EVM – Understanding Confusion Around mload Opcode in EVM and Yul

evmyul

This code is used to return keccak256 of function input and taken from this question:

function assemblyKeccak (bytes memory _input) public pure returns (bytes32 x) {
    assembly {
        x := keccak256(add(_input, 0x20), mload(_input))
    }
}

My question is:

mload opcode usually takes memory address and loads what is stored there (such as free memory pointer mload(0x40)). In this case, it takes byte as an input… what is it doing here and what is it loading?

add adds two input and returns result. How is it possible to add _input with 32?

Best Answer

There are 2 points that you should clearly understand in assembly context :

1 . All variables are value type in assembly

There is no such thing as a "reference type" in assembly, for instance _input in assembly context is the address of the byte array, it's not the byte array itself like in pure solidity.
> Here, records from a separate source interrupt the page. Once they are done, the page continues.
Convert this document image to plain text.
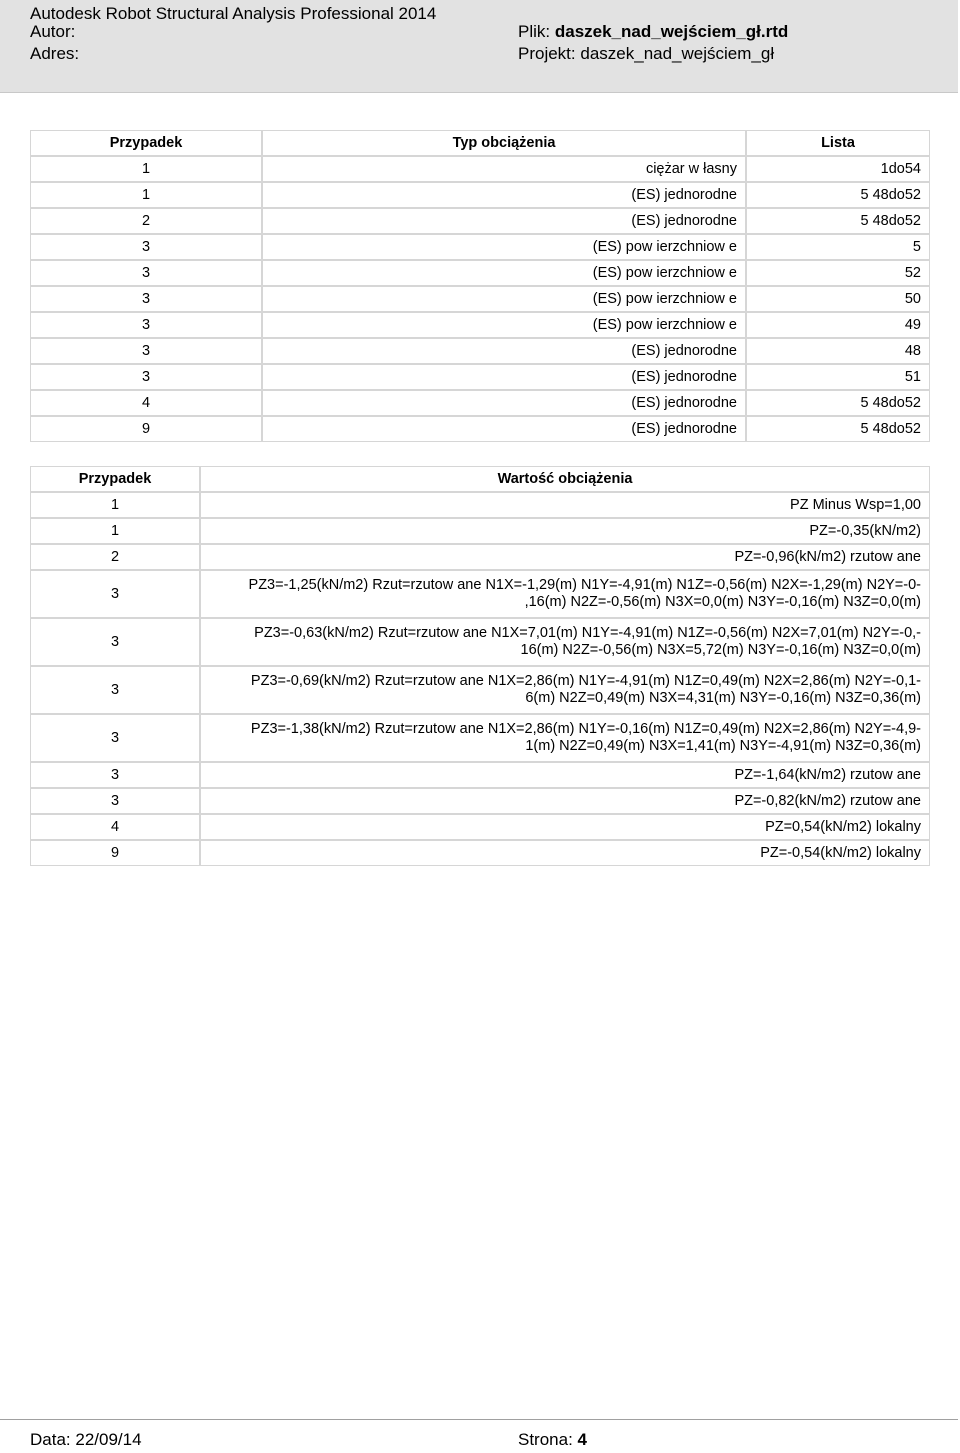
Autodesk Robot Structural Analysis Professional 2014
Autor:
Adres:
Plik: daszek_nad_wejściem_gł.rtd
Projekt: daszek_nad_wejściem_gł
Przypadek	Typ obciążenia	Lista
1	ciężar w łasny	1do54
1	(ES) jednorodne	5 48do52
2	(ES) jednorodne	5 48do52
3	(ES) pow ierzchniow e	5
3	(ES) pow ierzchniow e	52
3	(ES) pow ierzchniow e	50
3	(ES) pow ierzchniow e	49
3	(ES) jednorodne	48
3	(ES) jednorodne	51
4	(ES) jednorodne	5 48do52
9	(ES) jednorodne	5 48do52
Przypadek	Wartość obciążenia
1	PZ Minus Wsp=1,00

1	PZ=-0,35(kN/m2)

2	PZ=-0,96(kN/m2) rzutow ane

3	PZ3=-1,25(kN/m2) Rzut=rzutow ane N1X=-1,29(m) N1Y=-4,91(m) N1Z=-0,56(m) N2X=-1,29(m) N2Y=-0-
,16(m) N2Z=-0,56(m) N3X=0,0(m) N3Y=-0,16(m) N3Z=0,0(m)

3	PZ3=-0,63(kN/m2) Rzut=rzutow ane N1X=7,01(m) N1Y=-4,91(m) N1Z=-0,56(m) N2X=7,01(m) N2Y=-0,-
16(m) N2Z=-0,56(m) N3X=5,72(m) N3Y=-0,16(m) N3Z=0,0(m)

3	PZ3=-0,69(kN/m2) Rzut=rzutow ane N1X=2,86(m) N1Y=-4,91(m) N1Z=0,49(m) N2X=2,86(m) N2Y=-0,1-
6(m) N2Z=0,49(m) N3X=4,31(m) N3Y=-0,16(m) N3Z=0,36(m)

3	PZ3=-1,38(kN/m2) Rzut=rzutow ane N1X=2,86(m) N1Y=-0,16(m) N1Z=0,49(m) N2X=2,86(m) N2Y=-4,9-
1(m) N2Z=0,49(m) N3X=1,41(m) N3Y=-4,91(m) N3Z=0,36(m)

3	PZ=-1,64(kN/m2) rzutow ane

3	PZ=-0,82(kN/m2) rzutow ane

4	PZ=0,54(kN/m2) lokalny

9	PZ=-0,54(kN/m2) lokalny
Data: 22/09/14	Strona: 4
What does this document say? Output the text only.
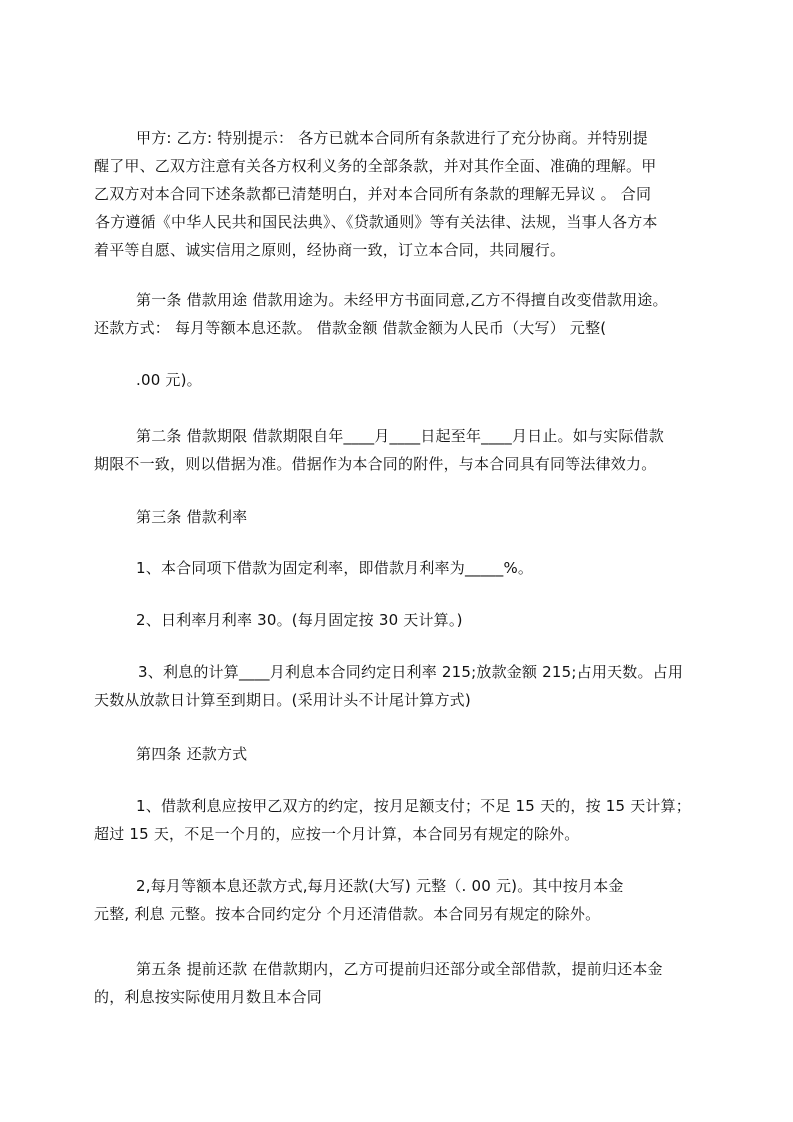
甲方: 乙方: 特别提示： 各方已就本合同所有条款进行了充分协商。并特别提
醒了甲、乙双方注意有关各方权利义务的全部条款，并对其作全面、准确的理解。甲
乙双方对本合同下述条款都已清楚明白，并对本合同所有条款的理解无异议 。 合同
各方遵循《中华人民共和国民法典》、《贷款通则》等有关法律、法规，当事人各方本
着平等自愿、诚实信用之原则，经协商一致，订立本合同，共同履行。
第一条 借款用途 借款用途为。未经甲方书面同意,乙方不得擅自改变借款用途。
还款方式： 每月等额本息还款。 借款金额 借款金额为人民币（大写） 元整(
.00 元)。
第二条 借款期限 借款期限自年____月____日起至年____月日止。如与实际借款
期限不一致，则以借据为准。借据作为本合同的附件，与本合同具有同等法律效力。
第三条 借款利率
1、本合同项下借款为固定利率，即借款月利率为_____%。
2、日利率月利率 30。(每月固定按 30 天计算。)
3、利息的计算____月利息本合同约定日利率 215;放款金额 215;占用天数。占用
天数从放款日计算至到期日。(采用计头不计尾计算方式)
第四条 还款方式
1、借款利息应按甲乙双方的约定，按月足额支付；不足 15 天的，按 15 天计算；
超过 15 天，不足一个月的，应按一个月计算，本合同另有规定的除外。
2,每月等额本息还款方式,每月还款(大写) 元整（. 00 元)。其中按月本金
元整, 利息 元整。按本合同约定分 个月还清借款。本合同另有规定的除外。
第五条 提前还款 在借款期内，乙方可提前归还部分或全部借款，提前归还本金
的，利息按实际使用月数且本合同
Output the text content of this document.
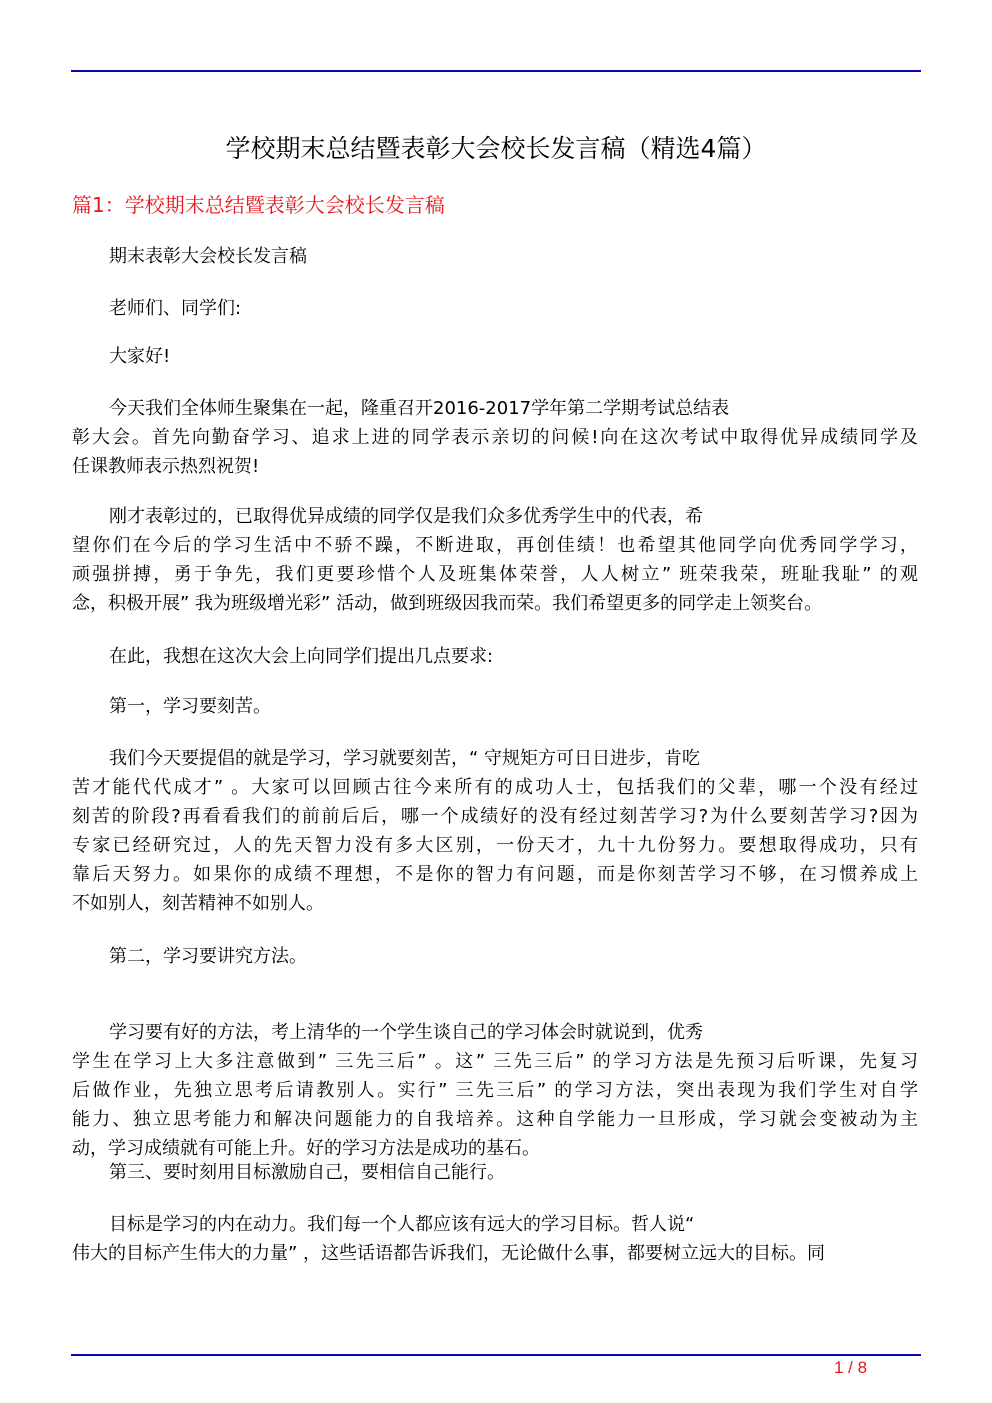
学校期末总结暨表彰大会校长发言稿（精选4篇）
篇1：学校期末总结暨表彰大会校长发言稿
期末表彰大会校长发言稿
老师们、同学们:
大家好!
今天我们全体师生聚集在一起，隆重召开2016-2017学年第二学期考试总结表
彰大会。首先向勤奋学习、追求上进的同学表示亲切的问候!向在这次考试中取得优异成绩同学及
任课教师表示热烈祝贺!
刚才表彰过的，已取得优异成绩的同学仅是我们众多优秀学生中的代表，希
望你们在今后的学习生活中不骄不躁，不断进取，再创佳绩！也希望其他同学向优秀同学学习，
顽强拼搏，勇于争先，我们更要珍惜个人及班集体荣誉，人人树立” 班荣我荣，班耻我耻” 的观
念，积极开展” 我为班级增光彩” 活动，做到班级因我而荣。我们希望更多的同学走上领奖台。
在此，我想在这次大会上向同学们提出几点要求:
第一，学习要刻苦。
我们今天要提倡的就是学习，学习就要刻苦，“ 守规矩方可日日进步，肯吃
苦才能代代成才” 。大家可以回顾古往今来所有的成功人士，包括我们的父辈，哪一个没有经过
刻苦的阶段?再看看我们的前前后后，哪一个成绩好的没有经过刻苦学习?为什么要刻苦学习?因为
专家已经研究过，人的先天智力没有多大区别，一份天才，九十九份努力。要想取得成功，只有
靠后天努力。如果你的成绩不理想，不是你的智力有问题，而是你刻苦学习不够，在习惯养成上
不如别人，刻苦精神不如别人。
第二，学习要讲究方法。
学习要有好的方法，考上清华的一个学生谈自己的学习体会时就说到，优秀
学生在学习上大多注意做到” 三先三后” 。这” 三先三后” 的学习方法是先预习后听课，先复习
后做作业，先独立思考后请教别人。实行” 三先三后” 的学习方法，突出表现为我们学生对自学
能力、独立思考能力和解决问题能力的自我培养。这种自学能力一旦形成，学习就会变被动为主
动，学习成绩就有可能上升。好的学习方法是成功的基石。
第三、要时刻用目标激励自己，要相信自己能行。
目标是学习的内在动力。我们每一个人都应该有远大的学习目标。哲人说“
伟大的目标产生伟大的力量” ，这些话语都告诉我们，无论做什么事，都要树立远大的目标。同
1 / 8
Considering that value as an address (i.e., a pointer) or anything else is just a matter of interpretation, it is by no means enforced by the language.

2 . Memory arrays have the following layout

The length of the array is stored at it's address (in that case, the value of _input is just the address where you will find the length of the array encoded on 32 bytes), the following memory addresses will contain the data on as much 32 bytes words as necessary.

You can read more about it in the documentation.

For a visual explanation, this would be the actual memory layout of the _input array if it were composed of 33 bytes each with value 0x01.

enter image description here


So :

mload(_input) loads the 32 byte value contained at the address _input (the value of _input is an address, the value of memory[_input] is the length of the _input solidity array.)

add(_input, 0x20) takes the address _input and adds 0x20 (32) to skip the 32 byte length field, the result is the address at which the data is actually starting in memory. Think of it as the address of _input[0] if you want.

keccak256 (SHA3) requires both the offset of the data to hash and its length. The offset is just the memory address where the data is starting (add(_input, 0x20)) and it's length is mload(_input) as we have seen just before.

I hope that answers your question. Don't hesitate to ask for precisions if anything is unclear.